To make the parse trees available for training, it is necessary to keep projective trees only in the training set. For this, go to utils/
and run
python filter_nonproj.py ptb3-wsj/ptb3-wsj-train.conllx ../src/ptb3-wsj-train.conllx
The dev and test sets shouldn't be altered, so we just copy them directly to the src
directory for later use.
cp ptb3-wsj/ptb3-wsj-dev.conllx ../src
cp ptb3-wsj/ptb3-wsj-test.conllx ../src
As a final step in data preparation, we would need to create a file that maps all dependency arc types and all part-of-speech (POS) types into integers. This can be achieved by running the following script under utils/
./create_mappings.sh ptb3-wsj/ptb3-wsj-train.conllx > ../src/mappings-ptb.txt
To train the parser, we would also need to create the oracle sequence of transitions for our parsers to follow. To do this, go to src/
, and run
python gen_oracle_seq.py ptb3-wsj-train.conllx train.ASw.seq --transsys ASw --mappings mappings-ptb.txt
Here, mappings-ptb.txt
is the mappings file we just created, ASw
stands for arc-swift, and train.ASw.seq
is the output file containing oracle transitions for the training data.
The processing steps of Universal Dependencies trees and that of Penn Treebank parses is very similar, modulo that conversion to dependency parses is not necessary.
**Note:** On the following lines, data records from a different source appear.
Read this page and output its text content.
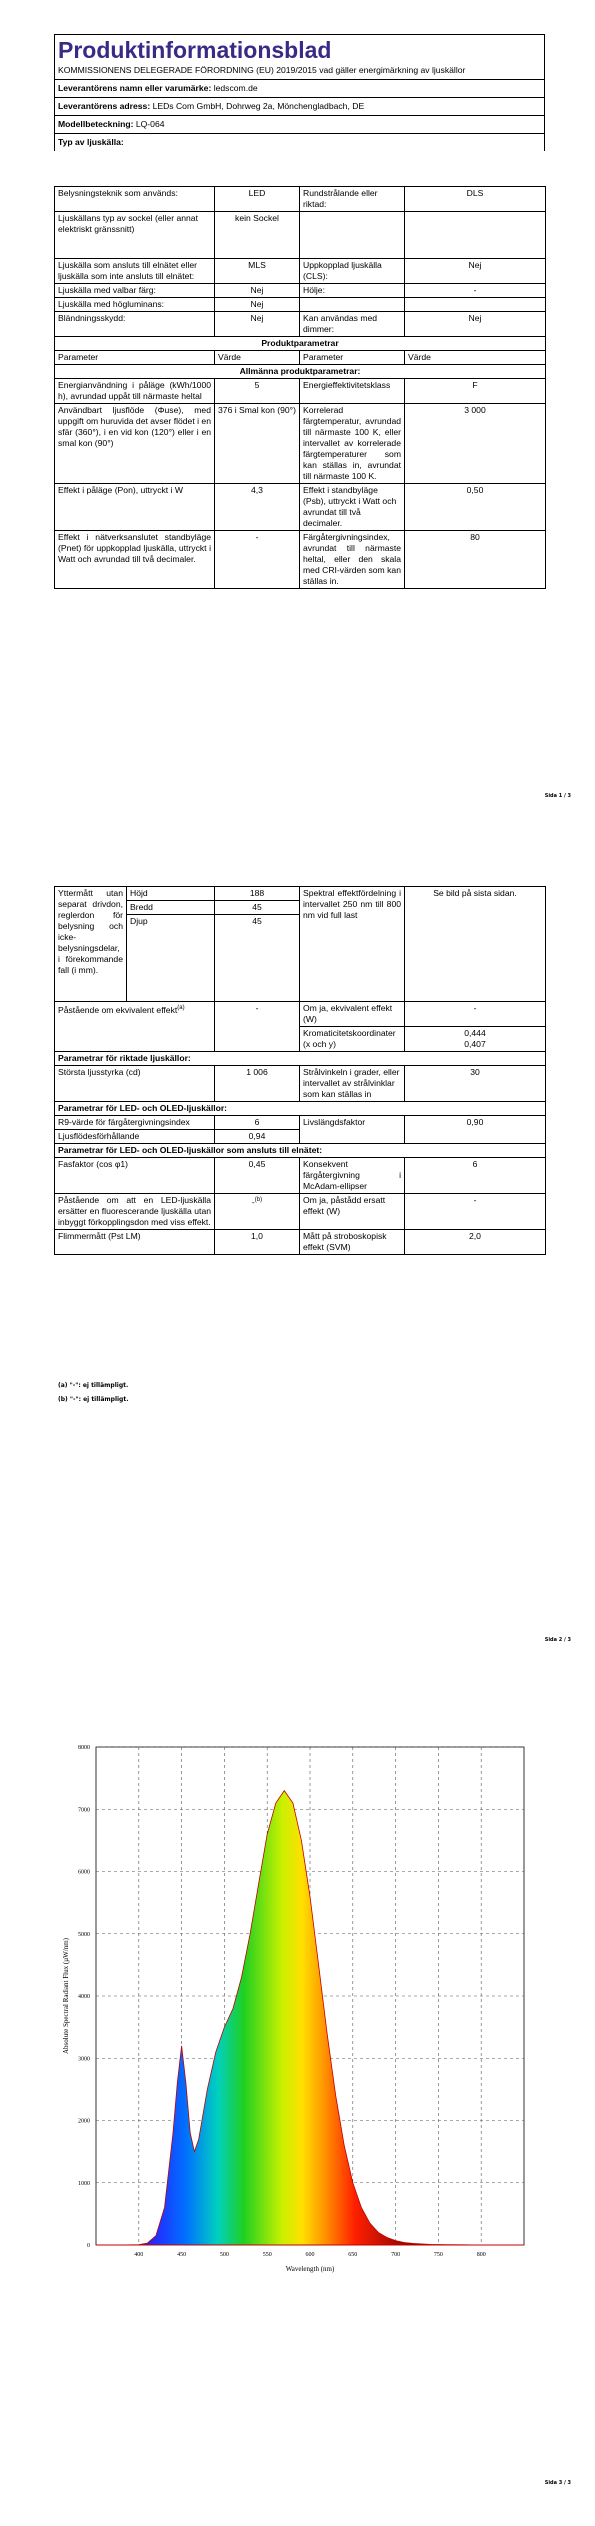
Produktinformationsblad
KOMMISSIONENS DELEGERADE FÖRORDNING (EU) 2019/2015 vad gäller energimärkning av ljuskällor
Leverantörens namn eller varumärke: ledscom.de
Leverantörens adress: LEDs Com GmbH, Dohrweg 2a, Mönchengladbach, DE
Modellbeteckning: LQ-064
Typ av ljuskälla:
Belysningsteknik som används:	LED	Rundstrålande eller riktad:	DLS
Ljuskällans typ av sockel (eller annat elektriskt gränssnitt)	kein Sockel		
Ljuskälla som ansluts till elnätet eller ljuskälla som inte ansluts till elnätet:	MLS	Uppkopplad ljuskälla (CLS):	Nej
Ljuskälla med valbar färg:	Nej	Hölje:	-
Ljuskälla med högluminans:	Nej		
Bländningsskydd:	Nej	Kan användas med dimmer:	Nej
Produktparametrar			
Parameter	Värde	Parameter	Värde
Allmänna produktparametrar:			
Energianvändning i påläge (kWh/1000 h), avrundad uppåt till närmaste heltal	5	Energieffektivitetsklass	F
Användbart ljusflöde (Φuse), med uppgift om huruvida det avser flödet i en sfär (360°), i en vid kon (120°) eller i en smal kon (90°)	376 i Smal kon (90°)	Korrelerad färgtemperatur, avrundad till närmaste 100 K, eller intervallet av korrelerade färgtemperaturer som kan ställas in, avrundat till närmaste 100 K.	3 000
Effekt i påläge (Pon), uttryckt i W	4,3	Effekt i standbyläge (Psb), uttryckt i Watt och avrundat till två decimaler.	0,50
Effekt i nätverksanslutet standbyläge (Pnet) för uppkopplad ljuskälla, uttryckt i Watt och avrundad till två decimaler.	-	Färgåtergivningsindex, avrundat till närmaste heltal, eller den skala med CRI-värden som kan ställas in.	80
Sida 1 / 3
Yttermått utan separat drivdon, reglerdon för belysning och icke-belysningsdelar, i förekommande fall (i mm).	Höjd	188	Spektral effektfördelning i intervallet 250 nm till 800 nm vid full last	Se bild på sista sidan.
	Bredd	45		
	Djup	45		
Påstående om ekvivalent effekt$^{(a)}$		-	Om ja, ekvivalent effekt (W)	-
			Kromaticitetskoordinater (x och y)	0,444
0,407
Parametrar för riktade ljuskällor:				
Största ljusstyrka (cd)		1 006	Strålvinkeln i grader, eller intervallet av strålvinklar som kan ställas in	30
Parametrar för LED- och OLED-ljuskällor:				
R9-värde för färgåtergivningsindex		6	Livslängdsfaktor	0,90
Ljusflödesförhållande		0,94		
Parametrar för LED- och OLED-ljuskällor som ansluts till elnätet:				
Fasfaktor (cos φ1)		0,45	Konsekvent färgåtergivning i McAdam-ellipser	6
Påstående om att en LED-ljuskälla ersätter en fluorescerande ljuskälla utan inbyggt förkopplingsdon med viss effekt.		-$^{(b)}$	Om ja, påstådd ersatt effekt (W)	-
Flimmermått (Pst LM)		1,0	Mått på stroboskopisk effekt (SVM)	2,0
(a) "-": ej tillämpligt.
(b) "-": ej tillämpligt.
Sida 2 / 3
Sida 3 / 3
0
1000
2000
3000
4000
5000
6000
7000
8000
400	450	500	550	600	650	700	750	800
Absolute Spectral Radiant Flux (µW/nm)
Wavelength (nm)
The Universal Dependencies v1.3 data used in the paper can be found here.
To train the parsers, you might want to download the pretrained GloVe vectors. For the experiments in the paper, we used the 100-dimensional embeddings trained on Wikipedia and Gigaword (glove.6B.zip). Download and unzip the GloVe files in src
, and to train the arc-swift parser, simply run
mkdir ASw_models
python train_parser.py ptb3-wsj-train.conllx --seq_file train.ASw.seq --wordvec_file glove.6B.100d.txt --vocab_file vocab.pickle --feat_file ptb_ASw_feats.pickle --model_dir ASw_models --transsys ASw --mappings_file mappings-ptb.txt
Note that if you're using the GPU, you might want to specify CUDA_VISIBLE_DEVICES
to tell Tensorflow which GPU device to use. vocab.pickle
and ptb_ASw_feats.pickle
are files that the training code will automatically generate and reuse should you want to train the parser more than one time with the same data. For more arguments the training code supports, run
python train_parser.py -h
To train parsers for other transition systems, simply replace the --transsys
argument with the short name for the transition system you are interested in.
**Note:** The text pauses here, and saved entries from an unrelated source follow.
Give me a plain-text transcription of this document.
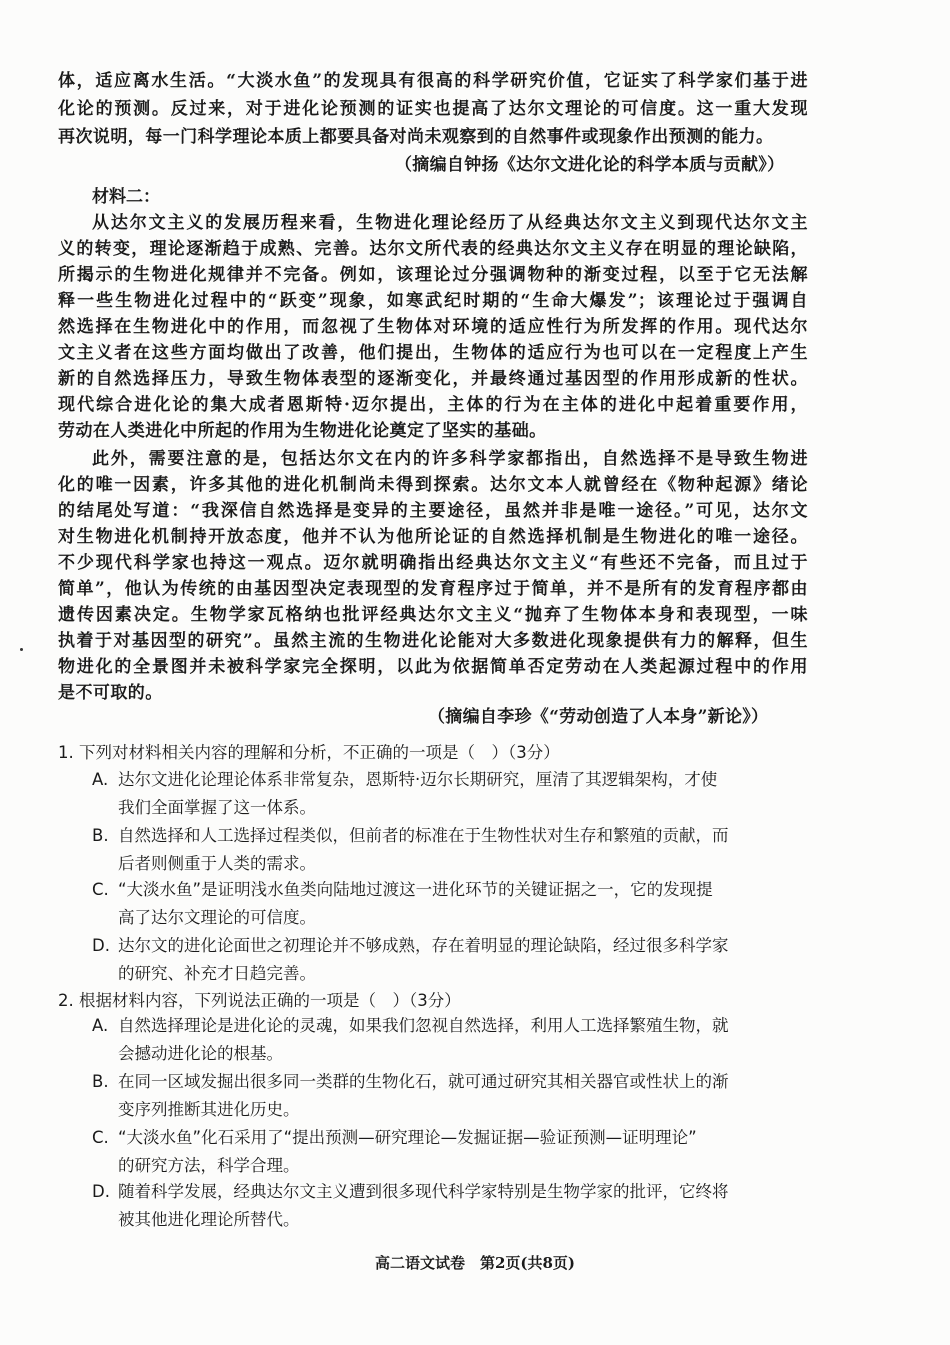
体，适应离水生活。“大淡水鱼”的发现具有很高的科学研究价值，它证实了科学家们基于进
化论的预测。反过来，对于进化论预测的证实也提高了达尔文理论的可信度。这一重大发现
再次说明，每一门科学理论本质上都要具备对尚未观察到的自然事件或现象作出预测的能力。
（摘编自钟扬《达尔文进化论的科学本质与贡献》）
材料二：
从达尔文主义的发展历程来看，生物进化理论经历了从经典达尔文主义到现代达尔文主
义的转变，理论逐渐趋于成熟、完善。达尔文所代表的经典达尔文主义存在明显的理论缺陷，
所揭示的生物进化规律并不完备。例如，该理论过分强调物种的渐变过程，以至于它无法解
释一些生物进化过程中的“跃变”现象，如寒武纪时期的“生命大爆发”；该理论过于强调自
然选择在生物进化中的作用，而忽视了生物体对环境的适应性行为所发挥的作用。现代达尔
文主义者在这些方面均做出了改善，他们提出，生物体的适应行为也可以在一定程度上产生
新的自然选择压力，导致生物体表型的逐渐变化，并最终通过基因型的作用形成新的性状。
现代综合进化论的集大成者恩斯特·迈尔提出，主体的行为在主体的进化中起着重要作用，
劳动在人类进化中所起的作用为生物进化论奠定了坚实的基础。
此外，需要注意的是，包括达尔文在内的许多科学家都指出，自然选择不是导致生物进
化的唯一因素，许多其他的进化机制尚未得到探索。达尔文本人就曾经在《物种起源》绪论
的结尾处写道：“我深信自然选择是变异的主要途径，虽然并非是唯一途径。”可见，达尔文
对生物进化机制持开放态度，他并不认为他所论证的自然选择机制是生物进化的唯一途径。
不少现代科学家也持这一观点。迈尔就明确指出经典达尔文主义“有些还不完备，而且过于
简单”，他认为传统的由基因型决定表现型的发育程序过于简单，并不是所有的发育程序都由
遗传因素决定。生物学家瓦格纳也批评经典达尔文主义“抛弃了生物体本身和表现型，一味
执着于对基因型的研究”。虽然主流的生物进化论能对大多数进化现象提供有力的解释，但生
物进化的全景图并未被科学家完全探明，以此为依据简单否定劳动在人类起源过程中的作用
是不可取的。
（摘编自李珍《“劳动创造了人本身”新论》）
1. 下列对材料相关内容的理解和分析，不正确的一项是（　）（3分）
A. 达尔文进化论理论体系非常复杂，恩斯特·迈尔长期研究，厘清了其逻辑架构，才使
我们全面掌握了这一体系。
B. 自然选择和人工选择过程类似，但前者的标准在于生物性状对生存和繁殖的贡献，而
后者则侧重于人类的需求。
C. “大淡水鱼”是证明浅水鱼类向陆地过渡这一进化环节的关键证据之一，它的发现提
高了达尔文理论的可信度。
D. 达尔文的进化论面世之初理论并不够成熟，存在着明显的理论缺陷，经过很多科学家
的研究、补充才日趋完善。
2. 根据材料内容，下列说法正确的一项是（　）（3分）
A. 自然选择理论是进化论的灵魂，如果我们忽视自然选择，利用人工选择繁殖生物，就
会撼动进化论的根基。
B. 在同一区域发掘出很多同一类群的生物化石，就可通过研究其相关器官或性状上的渐
变序列推断其进化历史。
C. “大淡水鱼”化石采用了“提出预测—研究理论—发掘证据—验证预测—证明理论”
的研究方法，科学合理。
D. 随着科学发展，经典达尔文主义遭到很多现代科学家特别是生物学家的批评，它终将
被其他进化理论所替代。
高二语文试卷　第2页(共8页)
Short name | Transition system |
---|---|
ASw | arc-swift |
ASd | arc-standard |
AES | arc-eager-Shift |
AER | arc-eager-Reduce |
AH | arc-hybrid |
To train the parsers on Universal Dependencies English Treebank, --epoch_multiplier 3
should also be used to reproduce the training settings described in the paper.
To evaluate the trained parsers, run
python eval_parser.py ptb3-wsj-dev.conllx --vocab_file vocab.pickle --model_dir ASw_models --transsys ASw --eval_dataset dev --mappings_file mappings-ptb
This will generate output files in the model directory with names like models_ASw/dev_eval_beam_1_output_epoch0.txt
, which contain the predicted dependency parses.
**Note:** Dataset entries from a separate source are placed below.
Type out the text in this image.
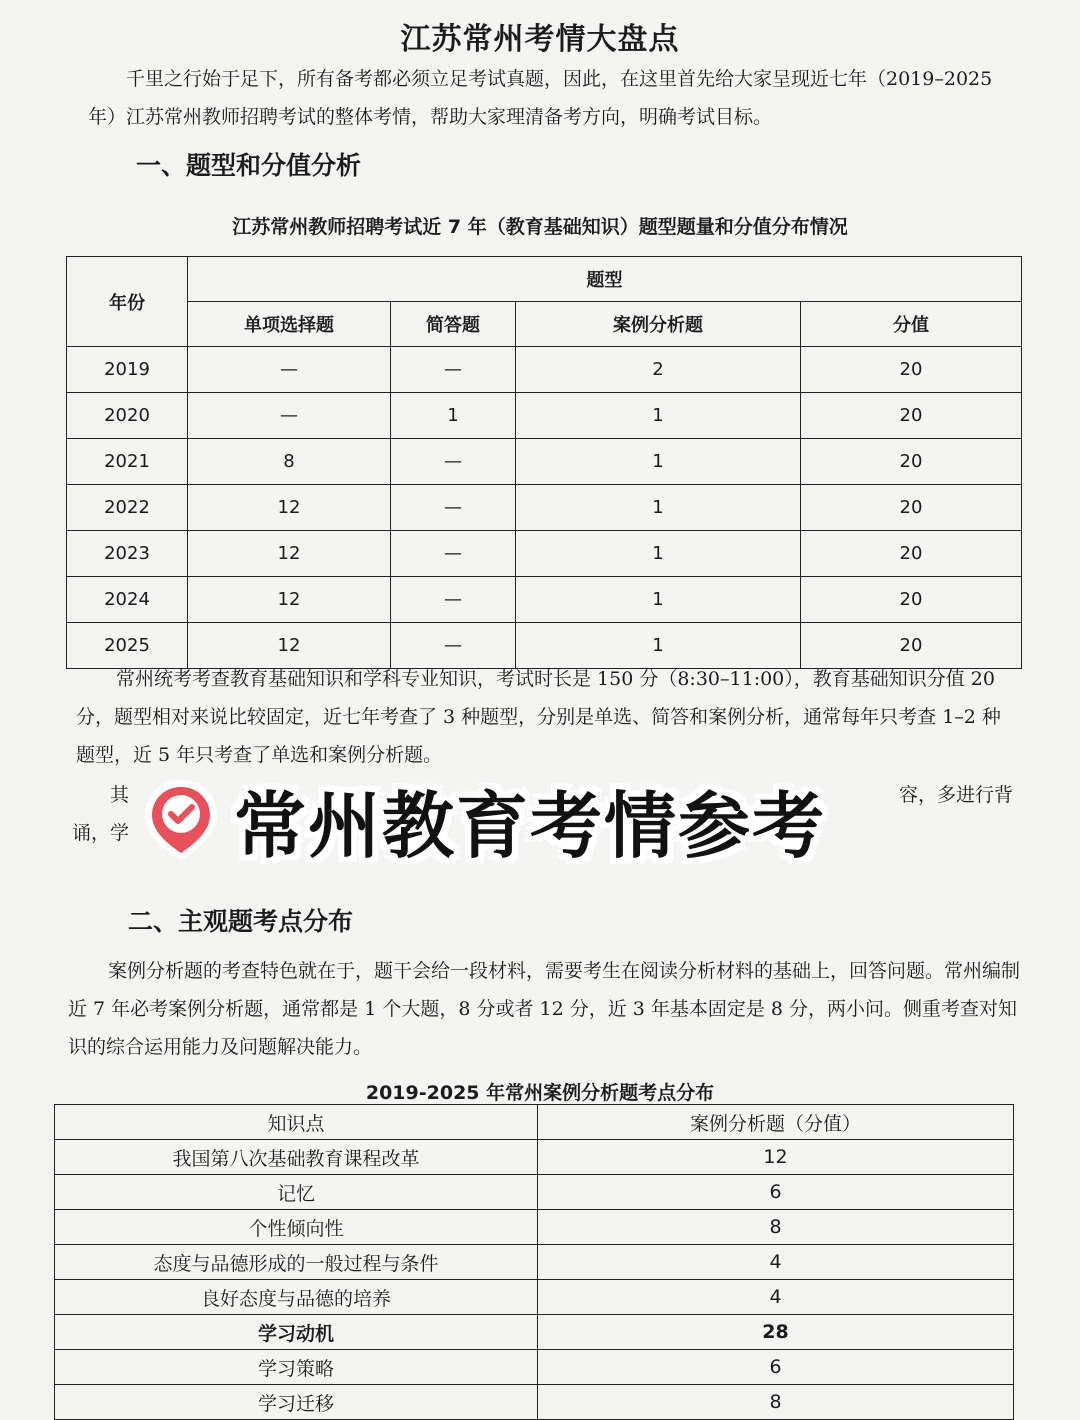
江苏常州考情大盘点

千里之行始于足下，所有备考都必须立足考试真题，因此，在这里首先给大家呈现近七年（2019–2025年）江苏常州教师招聘考试的整体考情，帮助大家理清备考方向，明确考试目标。

一、题型和分值分析
江苏常州教师招聘考试近 7 年（教育基础知识）题型题量和分值分布情况
年份	题型			
	单项选择题	简答题	案例分析题	分值
2019	—	—	2	20
2020	—	1	1	20
2021	8	—	1	20
2022	12	—	1	20
2023	12	—	1	20
2024	12	—	1	20
2025	12	—	1	20

常州统考考查教育基础知识和学科专业知识，考试时长是 150 分（8:30–11:00），教育基础知识分值 20 分，题型相对来说比较固定，近七年考查了 3 种题型，分别是单选、简答和案例分析，通常每年只考查 1–2 种题型，近 5 年只考查了单选和案例分析题。

其	容，多进行背
诵，学	常州教育考情参考
二、主观题考点分布

案例分析题的考查特色就在于，题干会给一段材料，需要考生在阅读分析材料的基础上，回答问题。常州编制近 7 年必考案例分析题，通常都是 1 个大题，8 分或者 12 分，近 3 年基本固定是 8 分，两小问。侧重考查对知识的综合运用能力及问题解决能力。

2019-2025 年常州案例分析题考点分布
知识点	案例分析题（分值）
我国第八次基础教育课程改革	12
记忆	6
个性倾向性	8
态度与品德形成的一般过程与条件	4
良好态度与品德的培养	4
学习动机	28
学习策略	6
学习迁移	8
We also provide a python implementation of labelled and unlabelled attachment score evaluation. The interface is very similar to the CoNLL official script, simply run
cut -d" " -f1-6 ptb3-wsj-dev.conllx| paste - ASw_models/dev_eval_beam_1_output_epoch0.txt > system_pred.conllx
python eval.py -g ptb3-wsj-dev.conllx -s system_pred.conllx
where -g
stands for gold file, and -s
stands for system prediction. Note that the delimiter in the call to cut
is a tab character. By default the script removes punctuation according to the gold Penn Treebank POS tags of the tokens. To run generate results compatible with the CoNLL official evaluation script, make sure to use --language conll
.
All work contained in this package is licensed under the Apache License, Version 2.0. See the included LICENSE file.